The one heart which is tender and caring with those whom we love can become hardened or, at least, unconcerned when we consider the needs of another to whom we have less relation. The heart which can soar with the colors and music of a particular culture can become deaf to the cries of these others as they become refugees due to damage in their home environment. It is the same heart. We are not good people one moment and bad people the next. The problem, which the Holy Father repeats regularly, is indifference, a desire not to know, a confidence that government or technology will resolve the problem. All pass through the same heart.
Look at the story of the Good Samaritan. The priest and Levite should draw our attention. They represent us. These are not bad people. They probably just left the families whom they love and were on their way to Jerusalem to offer devout worship to their God. But, that same heart, which defines the beginning and end of their day’s journey, enables them to ignore the plight of the victim along the side of the road. On the other hand, think of the ministry of Vincent and Louise. They summon their followers to treat the suffering among us as our “lords and masters.” The privileged and influential do not uniquely summon respect and devoted care. The same heart must extend toward both great and small, with the marginalized becoming our special portion.
One heart. We have only one heart, and it cannot be compartmentalized. We cannot open and close it depending upon circumstances and whim. And this heart embraces our world widely—not just other human beings but all creatures:
“When our hearts are authentically open to universal communion, this sense of fraternity excludes nothing and no one. It follows that our indifference or cruelty towards fellow creatures of this world sooner or later affects the treatment we mete out to other human beings.” (92)
That which motivates us in one circumstance is not alien to what may be called forth in another. The connections all flow through the one heart.
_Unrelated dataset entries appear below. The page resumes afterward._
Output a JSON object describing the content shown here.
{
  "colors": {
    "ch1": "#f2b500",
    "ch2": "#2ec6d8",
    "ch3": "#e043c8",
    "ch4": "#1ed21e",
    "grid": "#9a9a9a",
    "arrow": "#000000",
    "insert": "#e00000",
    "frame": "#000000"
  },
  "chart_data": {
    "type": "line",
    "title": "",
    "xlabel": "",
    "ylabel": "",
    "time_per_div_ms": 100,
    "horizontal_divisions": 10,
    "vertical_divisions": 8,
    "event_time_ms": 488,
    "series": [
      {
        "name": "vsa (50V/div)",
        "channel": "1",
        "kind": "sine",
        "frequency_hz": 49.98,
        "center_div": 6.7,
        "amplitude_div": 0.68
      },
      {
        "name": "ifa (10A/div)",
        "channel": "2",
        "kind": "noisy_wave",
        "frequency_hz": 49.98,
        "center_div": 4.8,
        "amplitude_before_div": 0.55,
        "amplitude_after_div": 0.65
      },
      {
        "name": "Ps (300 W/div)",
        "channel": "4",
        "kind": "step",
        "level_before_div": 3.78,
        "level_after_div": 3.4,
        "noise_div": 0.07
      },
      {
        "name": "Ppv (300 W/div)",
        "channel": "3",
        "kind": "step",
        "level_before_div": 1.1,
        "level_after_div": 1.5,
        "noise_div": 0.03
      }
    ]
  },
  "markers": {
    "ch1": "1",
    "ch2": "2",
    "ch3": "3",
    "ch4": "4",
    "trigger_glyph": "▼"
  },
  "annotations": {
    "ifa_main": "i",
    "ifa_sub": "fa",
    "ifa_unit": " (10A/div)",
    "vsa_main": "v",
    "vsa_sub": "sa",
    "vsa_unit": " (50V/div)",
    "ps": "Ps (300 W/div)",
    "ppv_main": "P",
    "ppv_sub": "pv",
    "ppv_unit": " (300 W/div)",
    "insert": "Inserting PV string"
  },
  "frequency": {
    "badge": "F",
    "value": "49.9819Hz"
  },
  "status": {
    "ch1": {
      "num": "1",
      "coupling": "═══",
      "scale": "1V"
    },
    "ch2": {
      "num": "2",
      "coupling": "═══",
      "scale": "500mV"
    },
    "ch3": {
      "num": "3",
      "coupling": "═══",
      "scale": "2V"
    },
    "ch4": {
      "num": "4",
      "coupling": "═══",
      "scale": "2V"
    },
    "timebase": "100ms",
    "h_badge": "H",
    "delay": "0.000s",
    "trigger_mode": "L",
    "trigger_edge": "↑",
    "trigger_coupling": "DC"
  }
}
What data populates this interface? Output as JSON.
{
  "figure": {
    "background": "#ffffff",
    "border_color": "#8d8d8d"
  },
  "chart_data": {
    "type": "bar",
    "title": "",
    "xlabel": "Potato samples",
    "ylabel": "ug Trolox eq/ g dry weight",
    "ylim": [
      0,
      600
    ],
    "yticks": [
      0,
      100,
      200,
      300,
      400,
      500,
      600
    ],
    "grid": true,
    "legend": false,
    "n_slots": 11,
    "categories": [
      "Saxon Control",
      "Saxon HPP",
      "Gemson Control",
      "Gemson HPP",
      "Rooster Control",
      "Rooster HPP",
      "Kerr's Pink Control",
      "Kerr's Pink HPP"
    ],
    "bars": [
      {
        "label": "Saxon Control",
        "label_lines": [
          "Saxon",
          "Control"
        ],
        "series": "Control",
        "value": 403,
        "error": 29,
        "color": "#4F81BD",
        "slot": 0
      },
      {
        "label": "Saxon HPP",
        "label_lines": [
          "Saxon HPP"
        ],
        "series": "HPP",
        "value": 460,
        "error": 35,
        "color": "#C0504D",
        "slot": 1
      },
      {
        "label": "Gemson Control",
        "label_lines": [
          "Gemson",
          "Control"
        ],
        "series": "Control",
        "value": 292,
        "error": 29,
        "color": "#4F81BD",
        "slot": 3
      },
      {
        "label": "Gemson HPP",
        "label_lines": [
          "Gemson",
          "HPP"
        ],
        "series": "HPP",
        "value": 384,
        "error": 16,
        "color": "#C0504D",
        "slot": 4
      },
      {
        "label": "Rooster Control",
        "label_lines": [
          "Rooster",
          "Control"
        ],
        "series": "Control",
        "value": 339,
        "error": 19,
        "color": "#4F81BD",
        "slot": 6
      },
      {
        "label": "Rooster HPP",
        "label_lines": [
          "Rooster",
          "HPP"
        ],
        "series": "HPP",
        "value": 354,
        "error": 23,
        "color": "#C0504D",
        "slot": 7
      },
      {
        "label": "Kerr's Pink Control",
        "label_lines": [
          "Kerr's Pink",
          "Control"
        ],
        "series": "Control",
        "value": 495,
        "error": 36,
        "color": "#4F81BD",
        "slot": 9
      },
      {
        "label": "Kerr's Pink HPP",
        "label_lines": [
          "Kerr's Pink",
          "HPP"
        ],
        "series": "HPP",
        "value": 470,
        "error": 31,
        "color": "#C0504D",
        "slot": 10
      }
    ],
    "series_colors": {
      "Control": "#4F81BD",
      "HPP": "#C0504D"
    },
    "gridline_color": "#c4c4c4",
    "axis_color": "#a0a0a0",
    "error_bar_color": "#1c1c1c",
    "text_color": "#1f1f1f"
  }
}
Paul famously calls the church at Philippi to be of one heart as a community. He writes:
If there is any encouragement in Christ, any solace in love, any participation in the Spirit, any compassion and mercy, complete my joy by being of the same mind, with the same love, united in heart, thinking one thing. Do nothing out of selfishness or out of vainglory; rather, humbly regard others as more important than yourselves, each looking out not for his own interests, but [also] everyone for those of others. (Phil 2:1-4)
Then he poses the example of Jesus with his singleness of purpose and devotion.
The sacred heart of Jesus provides the best example of one connected to all persons. We acknowledge readily his willingness to deal with sinners as well as saints with unvarying attention and concern. Poor and rich held equal rank in his vision. Remember how, in the one passage, he heals the poor woman with the flow of blood and the privileged daughter of the synagogue official (Lk 8:41-56)? We pray that our hearts can be like the one which is “meek and humble” (Matt 11:29). And we seek to make our consecrated and Vincentian hearts connect to the world in which we live—with all its inhabitants and creatures. The lives of our beloved poor depend upon it.